HEALTH Minister Michelle O'Byrne will announce legislation today to decriminalise abortion in Tasmania.
The proposed legislation has been modelled on a 2008 Victorian law and will allow medical practitioners to perform an abortion up to 24-weeks' gestation.
After 24 weeks, a woman will be required to get two doctors, one a specialist gynaecologist or obstetrician, to certify in writing that continuing the pregnancy would pose a greater risk to the woman's well-being than termination.
Under existing law, women seeking an abortion need to satisfy two doctors that the termination is necessary and doctors will not perform the procedure if they are more than 12 weeks' pregnant.
If those criteria are not met, the abortion is a crime.
Ms O'Byrne said the changes would allow all women equal access to abortion.
``We have organisations that raise money for women so that they can afford to fly to Melbourne,'' she said.
``What we are really saying here is that the law here should represent what is in practice available to Tasmanian women who have money.''
Ms O'Byrne said the 24-week limit was applied because tests showing some genetic abnormalities could not be performed until 20 weeks. That was the cutoff in Victoria.
She said the legislation was modelled on Victoria because that was where most Tasmanian women had the procedure.
The change has been sought by Family Planning Tasmania and women's and youth health organisations.
Just two Tasmanian doctors perform abortions, and two specialists fly in for weekly clinics.

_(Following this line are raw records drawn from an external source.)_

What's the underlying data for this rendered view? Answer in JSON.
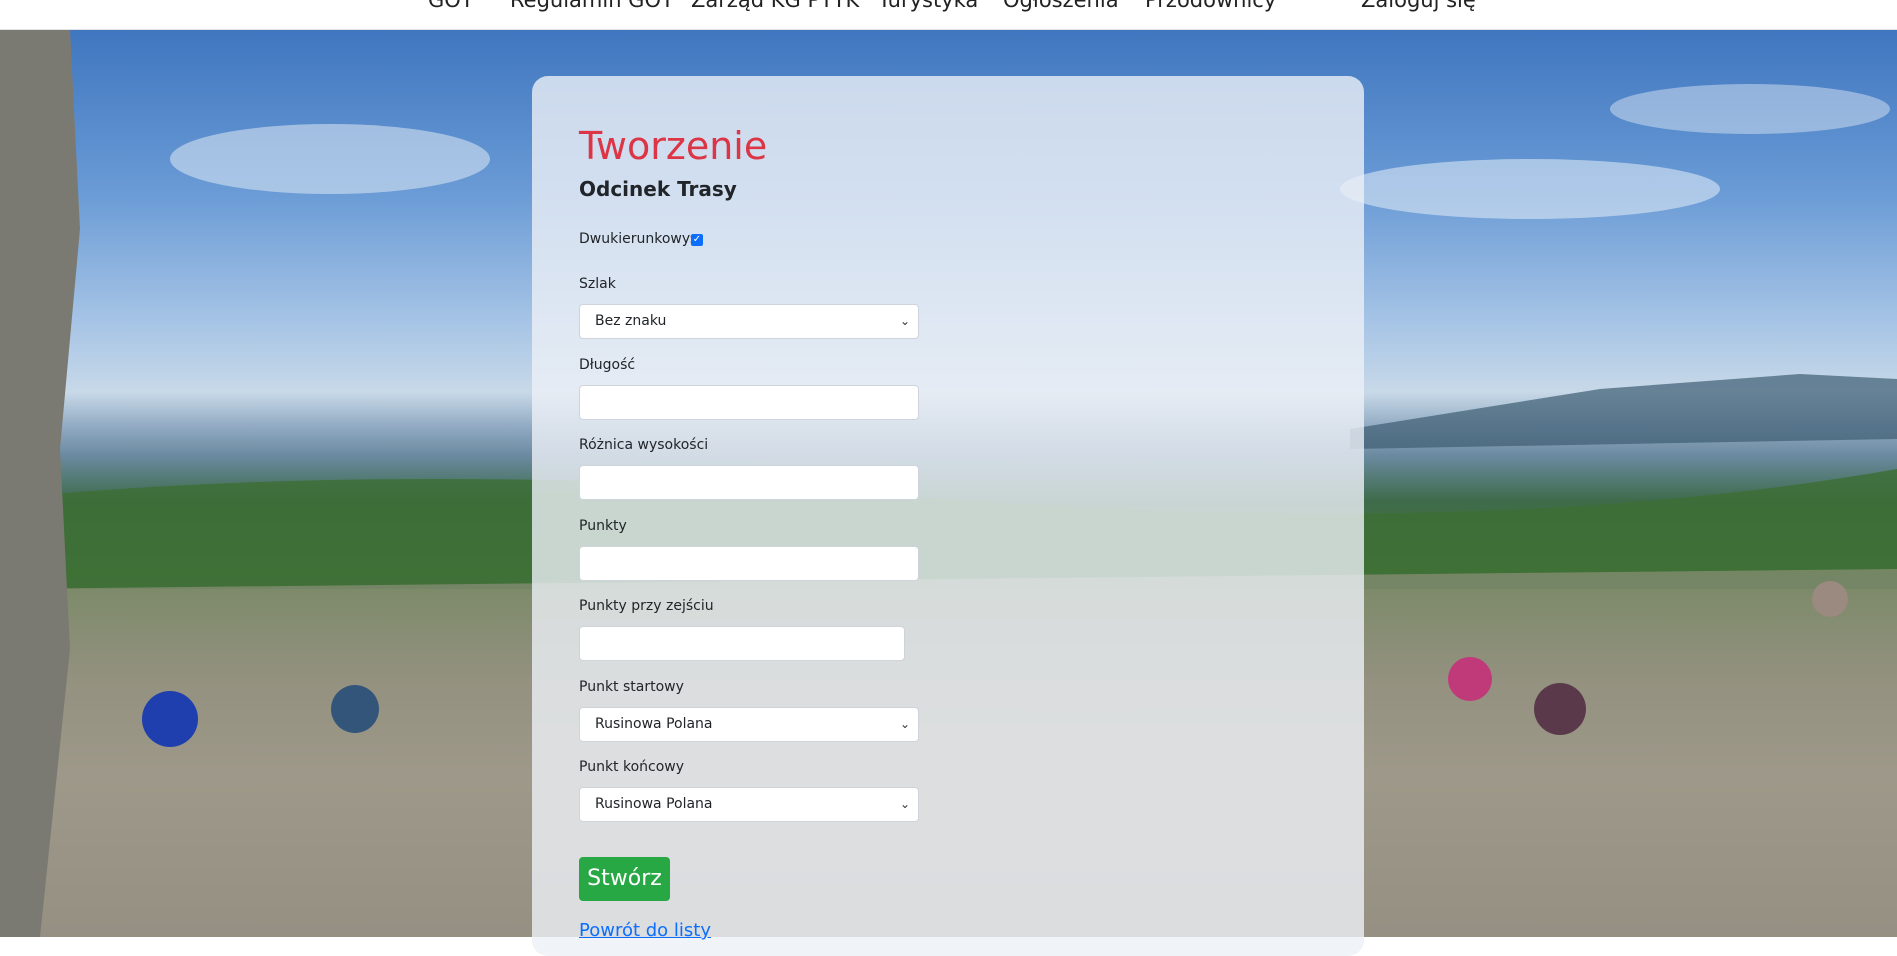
{
  "nav": {
    "items": [
      "GOT",
      "Regulamin GOT",
      "Zarząd KG PTTK",
      "Turystyka",
      "Ogłoszenia",
      "Przodownicy",
      "Zaloguj się"
    ]
  },
  "form": {
    "title": "Tworzenie",
    "subtitle": "Odcinek Trasy",
    "bidirectional_label": "Dwukierunkowy:",
    "bidirectional_checked": true,
    "trail_label": "Szlak",
    "trail_value": "Bez znaku",
    "length_label": "Długość",
    "length_value": "",
    "elevation_label": "Różnica wysokości",
    "elevation_value": "",
    "points_label": "Punkty",
    "points_value": "",
    "points_descent_label": "Punkty przy zejściu",
    "points_descent_value": "",
    "start_label": "Punkt startowy",
    "start_value": "Rusinowa Polana",
    "end_label": "Punkt końcowy",
    "end_value": "Rusinowa Polana",
    "submit_label": "Stwórz",
    "back_label": "Powrót do listy"
  },
  "colors": {
    "title": "#dc3545",
    "submit_bg": "#28a745",
    "link": "#0d6efd"
  }
}
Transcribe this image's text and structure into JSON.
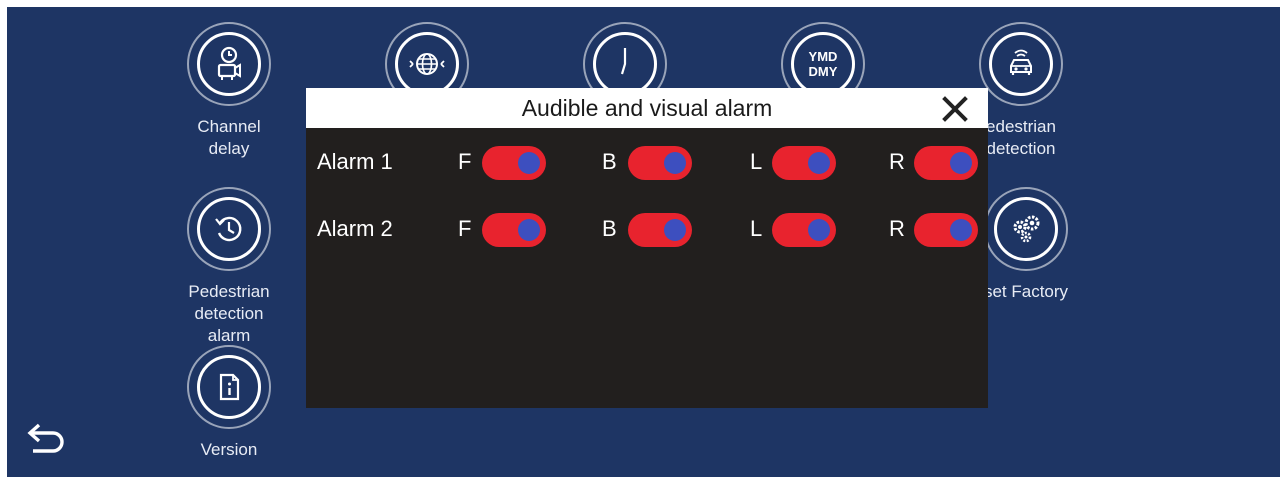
{
  "menu": {
    "items": [
      {
        "id": "channel-delay",
        "label": "Channel delay",
        "icon": "clock-camera-icon"
      },
      {
        "id": "language",
        "label": "",
        "icon": "globe-icon"
      },
      {
        "id": "time",
        "label": "",
        "icon": "clock-hand-icon"
      },
      {
        "id": "date-format",
        "label": "",
        "icon": "date-format-icon",
        "icon_text_top": "YMD",
        "icon_text_bottom": "DMY"
      },
      {
        "id": "pedestrian-detection",
        "label": "edestrian\ndetection",
        "icon": "car-radar-icon"
      },
      {
        "id": "pedestrian-detection-alarm",
        "label": "Pedestrian\ndetection alarm",
        "icon": "history-clock-icon"
      },
      {
        "id": "reset-factory",
        "label": "set Factory",
        "icon": "gears-icon"
      },
      {
        "id": "version",
        "label": "Version",
        "icon": "info-document-icon"
      }
    ]
  },
  "dialog": {
    "title": "Audible and visual alarm",
    "rows": [
      {
        "label": "Alarm 1",
        "channels": [
          {
            "name": "F",
            "on": true
          },
          {
            "name": "B",
            "on": true
          },
          {
            "name": "L",
            "on": true
          },
          {
            "name": "R",
            "on": true
          }
        ]
      },
      {
        "label": "Alarm 2",
        "channels": [
          {
            "name": "F",
            "on": true
          },
          {
            "name": "B",
            "on": true
          },
          {
            "name": "L",
            "on": true
          },
          {
            "name": "R",
            "on": true
          }
        ]
      }
    ]
  },
  "colors": {
    "background": "#1e3564",
    "dialog_body": "#221f1e",
    "toggle_track": "#e8232e",
    "toggle_knob": "#3d4fbf"
  }
}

Ms O'Byrne said removing abortion from the Criminal Code and placing it in a new Reproductive Health Act would remove the uncertainty for doctors and encourage other clinics to open.
``There's very limited medical practitioners who will perform a termination because they are frightened of being sued,'' she said.

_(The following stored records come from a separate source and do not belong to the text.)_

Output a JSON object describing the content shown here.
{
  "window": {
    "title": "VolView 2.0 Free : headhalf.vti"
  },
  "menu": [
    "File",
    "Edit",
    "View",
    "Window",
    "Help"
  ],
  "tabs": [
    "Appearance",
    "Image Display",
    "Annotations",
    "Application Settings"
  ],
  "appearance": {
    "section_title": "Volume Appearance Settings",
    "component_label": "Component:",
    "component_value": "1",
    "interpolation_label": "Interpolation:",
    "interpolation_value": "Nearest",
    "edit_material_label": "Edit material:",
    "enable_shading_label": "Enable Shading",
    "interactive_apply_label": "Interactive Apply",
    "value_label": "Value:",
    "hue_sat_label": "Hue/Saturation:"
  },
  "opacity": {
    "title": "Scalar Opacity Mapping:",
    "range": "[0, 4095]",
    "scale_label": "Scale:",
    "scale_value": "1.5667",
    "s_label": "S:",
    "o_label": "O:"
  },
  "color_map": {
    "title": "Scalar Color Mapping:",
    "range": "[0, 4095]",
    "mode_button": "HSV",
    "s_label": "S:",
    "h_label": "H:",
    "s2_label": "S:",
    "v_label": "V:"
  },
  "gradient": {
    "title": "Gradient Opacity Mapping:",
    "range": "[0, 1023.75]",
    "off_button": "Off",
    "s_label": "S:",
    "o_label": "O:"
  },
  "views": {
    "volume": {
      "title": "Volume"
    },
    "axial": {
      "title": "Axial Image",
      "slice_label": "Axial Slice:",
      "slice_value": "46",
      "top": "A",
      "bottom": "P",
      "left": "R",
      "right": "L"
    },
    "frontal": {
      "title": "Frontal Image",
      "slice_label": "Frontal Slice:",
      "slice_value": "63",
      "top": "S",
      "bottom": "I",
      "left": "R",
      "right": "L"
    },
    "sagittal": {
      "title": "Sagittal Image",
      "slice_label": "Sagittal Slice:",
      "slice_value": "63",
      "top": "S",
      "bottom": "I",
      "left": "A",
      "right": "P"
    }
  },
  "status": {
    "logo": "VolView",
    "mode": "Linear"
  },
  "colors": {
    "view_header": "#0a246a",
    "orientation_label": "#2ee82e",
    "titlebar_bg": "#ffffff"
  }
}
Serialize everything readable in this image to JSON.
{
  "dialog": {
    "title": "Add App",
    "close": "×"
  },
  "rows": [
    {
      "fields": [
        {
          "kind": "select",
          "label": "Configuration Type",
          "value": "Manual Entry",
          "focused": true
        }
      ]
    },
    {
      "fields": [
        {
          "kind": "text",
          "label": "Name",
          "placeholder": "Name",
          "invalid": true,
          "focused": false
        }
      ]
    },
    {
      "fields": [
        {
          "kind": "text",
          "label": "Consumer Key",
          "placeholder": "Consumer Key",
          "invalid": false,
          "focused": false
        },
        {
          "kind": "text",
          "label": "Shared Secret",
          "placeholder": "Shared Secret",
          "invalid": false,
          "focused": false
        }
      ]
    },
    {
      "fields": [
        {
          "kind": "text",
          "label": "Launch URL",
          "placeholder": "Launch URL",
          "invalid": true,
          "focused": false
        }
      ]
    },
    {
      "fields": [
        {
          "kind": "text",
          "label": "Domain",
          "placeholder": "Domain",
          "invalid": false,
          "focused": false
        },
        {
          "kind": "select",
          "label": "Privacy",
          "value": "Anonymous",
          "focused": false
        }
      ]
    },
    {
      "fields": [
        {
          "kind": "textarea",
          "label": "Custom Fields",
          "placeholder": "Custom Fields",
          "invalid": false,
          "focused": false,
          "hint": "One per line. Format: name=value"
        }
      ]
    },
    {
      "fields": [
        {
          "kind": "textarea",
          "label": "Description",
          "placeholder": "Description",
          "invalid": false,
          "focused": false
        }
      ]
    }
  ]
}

Exemptions that allow some lawful access to abortion were made in the Criminal Code in 2002.
Ms O'Byrne said the proposed legislation would make sure the intent of that change was reflected in practice.
``Most people are shocked that a decision to have a termination still exists within the Criminal Code, and that they could be subject, whether it's them or they support someone, they could be subject to a prison sentence of 21 years,'' she said.
``I would think the vast majority of members in the lower house would be supportive, and I would hope that the upper house would view this as a delivery on the intent of a past decision of the house.''
The draft legislation and discussion paper will be open for consultation until March 22.
The government hopes to table the legislation in the first half of the year.